An essential part of good teaching is getting students interested in what you have to teach them. After that, you just need to point them in the right direction, to give some encouragement, and perhaps to help them to refine the quality of their work.
It is clear that students, then, must be involved in the learning process. They will not, for the most part, become interested in something unless they have some ownership. The best way to establish that ownership is to ask your students an interesting question, one that they perceive as being authentic and that they cannot immediately answer. Such questions will vary depending on the student, but it is the job of the teacher to think up these questions and to devote considerable class time to allow students to work on them, individually at first, and then collectively.
I do not mean to imply that thinking of these questions is easy, just that it is essential. Many of us were taught by teachers who thought that their main job was to provide clear explanations of the concepts that were in the book. We must recognize that this approach is backwards.
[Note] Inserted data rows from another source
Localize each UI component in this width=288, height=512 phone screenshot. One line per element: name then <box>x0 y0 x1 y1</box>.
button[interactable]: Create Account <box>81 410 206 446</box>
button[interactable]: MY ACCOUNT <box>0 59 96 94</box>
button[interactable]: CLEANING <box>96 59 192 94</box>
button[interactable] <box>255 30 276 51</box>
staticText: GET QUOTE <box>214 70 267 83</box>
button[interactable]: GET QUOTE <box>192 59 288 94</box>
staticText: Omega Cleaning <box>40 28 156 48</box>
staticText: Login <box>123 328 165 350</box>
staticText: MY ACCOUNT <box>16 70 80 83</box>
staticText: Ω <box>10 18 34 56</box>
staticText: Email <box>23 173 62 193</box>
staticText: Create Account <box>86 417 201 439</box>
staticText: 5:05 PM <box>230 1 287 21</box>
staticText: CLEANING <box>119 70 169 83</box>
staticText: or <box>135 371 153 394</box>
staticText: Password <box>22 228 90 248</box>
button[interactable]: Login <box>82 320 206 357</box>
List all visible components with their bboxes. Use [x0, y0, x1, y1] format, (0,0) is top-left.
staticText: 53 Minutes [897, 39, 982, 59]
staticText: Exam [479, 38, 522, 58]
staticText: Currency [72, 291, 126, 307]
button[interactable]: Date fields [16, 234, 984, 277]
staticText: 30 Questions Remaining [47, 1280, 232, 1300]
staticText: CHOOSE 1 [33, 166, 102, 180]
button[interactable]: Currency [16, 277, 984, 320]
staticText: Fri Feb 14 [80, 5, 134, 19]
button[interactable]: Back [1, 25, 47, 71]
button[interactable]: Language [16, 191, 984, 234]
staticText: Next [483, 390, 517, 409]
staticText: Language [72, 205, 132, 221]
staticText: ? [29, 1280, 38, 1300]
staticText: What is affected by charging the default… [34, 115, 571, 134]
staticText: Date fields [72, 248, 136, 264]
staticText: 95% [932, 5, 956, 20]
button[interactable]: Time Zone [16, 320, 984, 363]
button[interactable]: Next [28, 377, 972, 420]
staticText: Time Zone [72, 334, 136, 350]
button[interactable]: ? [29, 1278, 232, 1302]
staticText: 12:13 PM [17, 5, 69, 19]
The clear explanations need to come after the students have figured out how to solve the problem, or at least after they have worked on it long enough to care about a solution and to want to know.
It is also best if the first attempt at this explanation comes from a student, so that the class is actively thinking about the validity of that explanation. When the explanation comes from the teacher, students tend to write it in their notebook without giving it much thought. When the explanation comes from a peer, students tend to be critical and open minded, trying to find a flaw in the argument. The second is a far better way to learn.